本

『公正としての正義 再説』

ホンとの本

『公正としての正義 再説』
ジョン・ロールズ
エリン・ケリー編
田中成明・亀本洋・平井亮輔訳
岩波現代文庫
\1820+
2020.3.

 21世紀になるまで存命であり、世界の正義論に大きな影響を与えた哲学者ジョン・ロールズ。アメリカは、第二次世界大戦まではそれなりに優等生であり続けられたが、戦後の東西対立の中で、敵視する相手がはっきりできたがために冷静でいられなくなり、ベトナム戦争においてその正義意識が破綻したように見えた。
 ロールズはその中で、正義とは善とは異なる概念であるとして、社会契約的な正義観を立てた。自由と合意に基づく正義、すなわち「公正としての正義」を表に掲げる。
 誰もが平等な自由と権利を有するべきであるということ、そして、しかし社会的に不平等が存在することは一定の条件の下でではあるが、認めなければならないこと、つまり格差原理というものであるが、こうした原理に基づいて、現実社会に対応できる理論を構築したとされているのである。
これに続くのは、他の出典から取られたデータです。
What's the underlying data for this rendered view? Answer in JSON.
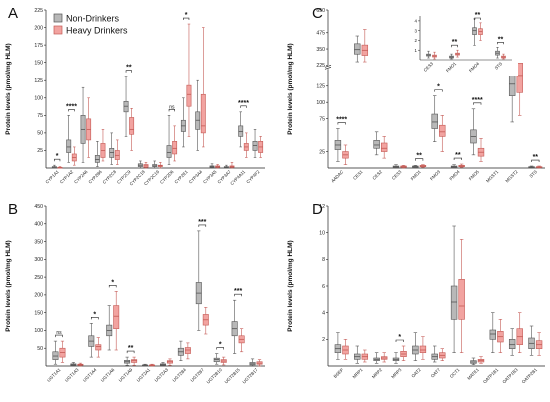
{
  "colors": {
    "non_drinkers": "#b8b8b8",
    "non_drinkers_edge": "#555555",
    "heavy_drinkers": "#f2a3a0",
    "heavy_drinkers_edge": "#c45a55"
  },
  "chart_data": [
    {
      "type": "box",
      "panel": "A",
      "ylabel": "Protein levels (pmol/mg HLM)",
      "yticks": [
        25,
        50,
        75,
        100,
        125,
        150,
        175,
        200,
        225
      ],
      "ylim": [
        0,
        225
      ],
      "legend": {
        "position": "top-left",
        "entries": [
          "Non-Drinkers",
          "Heavy Drinkers"
        ]
      },
      "categories": [
        "CYP1A1",
        "CYP1A2",
        "CYP2A6",
        "CYP2B6",
        "CYP2C8",
        "CYP2C9",
        "CYP2C18",
        "CYP2C19",
        "CYP2D6",
        "CYP2E1",
        "CYP3A4",
        "CYP3A5",
        "CYP3A7",
        "CYP4A11",
        "CYP4F2"
      ],
      "series": [
        {
          "name": "Non-Drinkers",
          "boxes": [
            [
              0,
              0,
              1,
              2,
              4
            ],
            [
              8,
              22,
              30,
              40,
              75
            ],
            [
              8,
              35,
              55,
              75,
              115
            ],
            [
              2,
              8,
              12,
              18,
              38
            ],
            [
              5,
              15,
              22,
              28,
              50
            ],
            [
              45,
              80,
              88,
              95,
              130
            ],
            [
              0,
              2,
              4,
              6,
              10
            ],
            [
              0,
              2,
              3,
              5,
              10
            ],
            [
              5,
              15,
              22,
              32,
              75
            ],
            [
              30,
              52,
              60,
              68,
              100
            ],
            [
              25,
              55,
              68,
              80,
              125
            ],
            [
              0,
              1,
              2,
              3,
              6
            ],
            [
              0,
              1,
              1,
              2,
              4
            ],
            [
              30,
              45,
              52,
              60,
              80
            ],
            [
              15,
              25,
              32,
              38,
              55
            ]
          ]
        },
        {
          "name": "Heavy Drinkers",
          "boxes": [
            [
              0,
              0,
              0,
              1,
              2
            ],
            [
              4,
              10,
              15,
              20,
              30
            ],
            [
              15,
              40,
              55,
              70,
              100
            ],
            [
              10,
              15,
              25,
              35,
              55
            ],
            [
              5,
              12,
              18,
              25,
              40
            ],
            [
              25,
              48,
              55,
              72,
              85
            ],
            [
              0,
              1,
              3,
              5,
              8
            ],
            [
              0,
              2,
              3,
              4,
              8
            ],
            [
              10,
              20,
              28,
              38,
              60
            ],
            [
              45,
              88,
              105,
              118,
              205
            ],
            [
              30,
              50,
              60,
              105,
              200
            ],
            [
              0,
              1,
              2,
              3,
              5
            ],
            [
              0,
              1,
              2,
              3,
              8
            ],
            [
              15,
              25,
              30,
              35,
              50
            ],
            [
              15,
              22,
              30,
              38,
              45
            ]
          ]
        }
      ],
      "significance": [
        {
          "category": "CYP1A1",
          "label": "*"
        },
        {
          "category": "CYP1A2",
          "label": "****"
        },
        {
          "category": "CYP2C9",
          "label": "**"
        },
        {
          "category": "CYP2D6",
          "label": "ns"
        },
        {
          "category": "CYP2E1",
          "label": "*"
        },
        {
          "category": "CYP4A11",
          "label": "****"
        }
      ]
    },
    {
      "type": "box",
      "panel": "B",
      "ylabel": "Protein levels (pmol/mg HLM)",
      "yticks": [
        50,
        100,
        150,
        200,
        250,
        300,
        350,
        400,
        450
      ],
      "ylim": [
        0,
        450
      ],
      "categories": [
        "UGT1A1",
        "UGT1A3",
        "UGT1A4",
        "UGT1A6",
        "UGT1A9",
        "UGT2A1",
        "UGT2A3",
        "UGT2B4",
        "UGT2B7",
        "UGT2B10",
        "UGT2B15",
        "UGT2B17"
      ],
      "series": [
        {
          "name": "Non-Drinkers",
          "boxes": [
            [
              5,
              18,
              28,
              40,
              70
            ],
            [
              0,
              2,
              4,
              6,
              10
            ],
            [
              25,
              55,
              70,
              85,
              120
            ],
            [
              45,
              85,
              100,
              115,
              170
            ],
            [
              2,
              8,
              12,
              16,
              25
            ],
            [
              0,
              1,
              2,
              3,
              5
            ],
            [
              0,
              2,
              4,
              6,
              10
            ],
            [
              15,
              30,
              40,
              50,
              70
            ],
            [
              100,
              175,
              205,
              235,
              380
            ],
            [
              5,
              12,
              18,
              22,
              35
            ],
            [
              35,
              85,
              105,
              125,
              185
            ],
            [
              0,
              3,
              6,
              10,
              20
            ]
          ]
        },
        {
          "name": "Heavy Drinkers",
          "boxes": [
            [
              10,
              25,
              38,
              50,
              70
            ],
            [
              0,
              2,
              4,
              5,
              8
            ],
            [
              25,
              45,
              55,
              60,
              80
            ],
            [
              45,
              105,
              140,
              170,
              210
            ],
            [
              2,
              10,
              15,
              18,
              25
            ],
            [
              0,
              1,
              2,
              3,
              5
            ],
            [
              2,
              8,
              12,
              15,
              20
            ],
            [
              20,
              35,
              45,
              52,
              65
            ],
            [
              90,
              115,
              130,
              145,
              165
            ],
            [
              3,
              10,
              14,
              18,
              25
            ],
            [
              40,
              65,
              75,
              85,
              105
            ],
            [
              0,
              5,
              8,
              12,
              18
            ]
          ]
        }
      ],
      "significance": [
        {
          "category": "UGT1A1",
          "label": "ns"
        },
        {
          "category": "UGT1A4",
          "label": "*"
        },
        {
          "category": "UGT1A6",
          "label": "*"
        },
        {
          "category": "UGT1A9",
          "label": "**"
        },
        {
          "category": "UGT2B7",
          "label": "***"
        },
        {
          "category": "UGT2B10",
          "label": "*"
        },
        {
          "category": "UGT2B15",
          "label": "***"
        }
      ]
    },
    {
      "type": "box",
      "panel": "C",
      "ylabel": "Protein levels (pmol/mg HLM)",
      "yticks": [
        25,
        75,
        100,
        125,
        225,
        350,
        475,
        650
      ],
      "ylim": [
        0,
        650
      ],
      "axis_break": [
        150,
        225
      ],
      "categories": [
        "AADAC",
        "CES1",
        "CES2",
        "CES3",
        "FMO1",
        "FMO3",
        "FMO4",
        "FMO5",
        "MGST1",
        "MGST2",
        "STS"
      ],
      "series": [
        {
          "name": "Non-Drinkers",
          "boxes": [
            [
              10,
              28,
              35,
              42,
              60
            ],
            [
              250,
              310,
              345,
              390,
              450
            ],
            [
              20,
              30,
              35,
              42,
              55
            ],
            [
              0,
              1,
              2,
              3,
              5
            ],
            [
              0,
              1,
              2,
              3,
              4
            ],
            [
              40,
              60,
              70,
              82,
              110
            ],
            [
              0,
              1,
              2,
              3,
              5
            ],
            [
              20,
              38,
              48,
              58,
              90
            ],
            [
              225,
              280,
              325,
              380,
              500
            ],
            [
              70,
              110,
              128,
              145,
              180
            ],
            [
              0,
              1,
              1,
              2,
              3
            ]
          ]
        },
        {
          "name": "Heavy Drinkers",
          "boxes": [
            [
              5,
              15,
              20,
              25,
              35
            ],
            [
              250,
              300,
              340,
              380,
              500
            ],
            [
              15,
              25,
              30,
              38,
              48
            ],
            [
              0,
              1,
              2,
              3,
              4
            ],
            [
              1,
              2,
              3,
              4,
              5
            ],
            [
              25,
              48,
              55,
              65,
              80
            ],
            [
              1,
              2,
              3,
              4,
              6
            ],
            [
              10,
              18,
              24,
              30,
              45
            ],
            [
              225,
              320,
              380,
              460,
              640
            ],
            [
              80,
              115,
              140,
              160,
              200
            ],
            [
              0,
              1,
              1,
              2,
              3
            ]
          ]
        }
      ],
      "significance": [
        {
          "category": "AADAC",
          "label": "****"
        },
        {
          "category": "FMO1",
          "label": "**"
        },
        {
          "category": "FMO3",
          "label": "*"
        },
        {
          "category": "FMO4",
          "label": "**"
        },
        {
          "category": "FMO5",
          "label": "****"
        },
        {
          "category": "STS",
          "label": "**"
        }
      ],
      "inset": {
        "categories": [
          "CES3",
          "FMO1",
          "FMO4",
          "STS"
        ],
        "yticks": [
          1,
          2,
          3,
          4
        ],
        "ylim": [
          0,
          4.5
        ],
        "series": [
          {
            "name": "Non-Drinkers",
            "boxes": [
              [
                0.2,
                0.4,
                0.5,
                0.6,
                0.9
              ],
              [
                0.1,
                0.2,
                0.3,
                0.4,
                0.6
              ],
              [
                1.5,
                2.6,
                3.0,
                3.3,
                4.2
              ],
              [
                0.2,
                0.5,
                0.7,
                0.9,
                1.3
              ]
            ]
          },
          {
            "name": "Heavy Drinkers",
            "boxes": [
              [
                0.1,
                0.3,
                0.4,
                0.5,
                0.8
              ],
              [
                0.3,
                0.5,
                0.6,
                0.7,
                1.0
              ],
              [
                2.0,
                2.6,
                2.9,
                3.2,
                3.8
              ],
              [
                0.1,
                0.2,
                0.3,
                0.4,
                0.6
              ]
            ]
          }
        ],
        "significance": [
          {
            "category": "FMO1",
            "label": "**"
          },
          {
            "category": "FMO4",
            "label": "**"
          },
          {
            "category": "STS",
            "label": "**"
          }
        ]
      }
    },
    {
      "type": "box",
      "panel": "D",
      "ylabel": "Protein levels (pmol/mg HLM)",
      "yticks": [
        2,
        4,
        6,
        8,
        10,
        12
      ],
      "ylim": [
        0,
        12
      ],
      "categories": [
        "BSEP",
        "MRP1",
        "MRP2",
        "MRP3",
        "OAT2",
        "OAT7",
        "OCT1",
        "MATE1",
        "OATP1B1",
        "OATP1B3",
        "OATP2B1"
      ],
      "series": [
        {
          "name": "Non-Drinkers",
          "boxes": [
            [
              0.5,
              1.0,
              1.3,
              1.6,
              2.5
            ],
            [
              0.2,
              0.5,
              0.7,
              0.9,
              1.5
            ],
            [
              0.2,
              0.4,
              0.5,
              0.6,
              1.0
            ],
            [
              0.2,
              0.4,
              0.5,
              0.6,
              1.0
            ],
            [
              0.4,
              0.9,
              1.2,
              1.5,
              2.5
            ],
            [
              0.3,
              0.5,
              0.7,
              0.9,
              1.5
            ],
            [
              1.0,
              3.5,
              4.8,
              6.0,
              10.5
            ],
            [
              0.1,
              0.2,
              0.3,
              0.4,
              0.6
            ],
            [
              1.0,
              2.0,
              2.4,
              2.7,
              4.0
            ],
            [
              0.8,
              1.3,
              1.6,
              2.0,
              2.8
            ],
            [
              0.8,
              1.3,
              1.7,
              2.1,
              3.0
            ]
          ]
        },
        {
          "name": "Heavy Drinkers",
          "boxes": [
            [
              0.5,
              0.9,
              1.2,
              1.5,
              2.0
            ],
            [
              0.3,
              0.5,
              0.7,
              0.9,
              1.2
            ],
            [
              0.3,
              0.5,
              0.6,
              0.7,
              1.0
            ],
            [
              0.4,
              0.7,
              0.9,
              1.1,
              1.5
            ],
            [
              0.5,
              1.0,
              1.2,
              1.5,
              2.2
            ],
            [
              0.4,
              0.6,
              0.8,
              1.0,
              1.3
            ],
            [
              1.0,
              3.5,
              4.5,
              6.5,
              9.5
            ],
            [
              0.2,
              0.3,
              0.4,
              0.5,
              0.7
            ],
            [
              1.0,
              1.8,
              2.2,
              2.6,
              3.5
            ],
            [
              1.0,
              1.6,
              2.2,
              2.8,
              4.0
            ],
            [
              0.8,
              1.3,
              1.6,
              1.9,
              2.5
            ]
          ]
        }
      ],
      "significance": [
        {
          "category": "MRP3",
          "label": "*"
        }
      ]
    }
  ]
}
しかしそれは基本的に、道徳的原理の理論であった。
 現代リベラリズムの先導者として活躍をしたロールズであったが、功利主義より確かな基準を求めるタイプの正義を考えたことは、現実の政治や経済に強くコミットする道を有し、そのために多くの議論を呼ぶこととなった。
 こうした基本は、1971年の『正義論』で打ち出され、以後改訂版が続いてはいたものの、基本的に修正というほどのところまではいかなかった模様であるが、1990年代になって修正として出した草稿を編集したものが本書の「再説」である。これはロールズ生前に出版された最後の本であるという。
 そして政治的な正義へと、これはより進展していると考えられる。しかし、一旦構築された理論へ修正を施すということは、バランスを崩すようなことにもなり得るわけで、果たしてこれが彼の正義論の修正版として完成したのかどうか、そこはもしかすると疑問であるかもしれない。
 しかし、アメリカは今や危機の中にある。建国自体は新しいが、イギリスから独立した後は民主主義の理念を掲げ、世界のリーダーとしての立場を自負しつつしばらく役割を演じてきたアメリカである。それが、雲行きが怪しくなってきた。民主主義と言いながらその悪しき面、すなわち利己主義や不一致、そしてそれが大きな分断となった姿が露わになってきた。人種差別問題にしても解決されていないどころかますます激しくなるかのような観もあり、その後もしロールズが生きてその世界を見ていたら、歯痒い思いをしたのではないかと思われる。
 日本でも一部の知識人では、ロールズは恰好の議論の対象である。しかし、アメリカの哲学はそのまま日本に適用できるようにも思えない。アメリカ文化を商業的には取り入れたと言えようが、思想的にも歴史的にもあまりに食い違う。どうしても実態のない抽象的な知恵比べゲームになりかねない。
 だから日本国内での制度のためにこの正義論を学ぼうというよりも、世界情勢の把握のためにひとつ弁えておくとよいのではないか、という程度にしておくべきであろうと思われる。世界の成り行きを知るためには、このように現代での思想的基盤になり得る哲学は、心得るべきものだからである。しかし、そこへもやはりカントの道徳哲学は深く食い込んでいる。改めて、西洋思想におけるカントの影響というものを知る思いがした。
 しかし文庫版とはいえ、注釈を入れて訳450頁。読み応えはあるが、なかなかの分量と価格であった。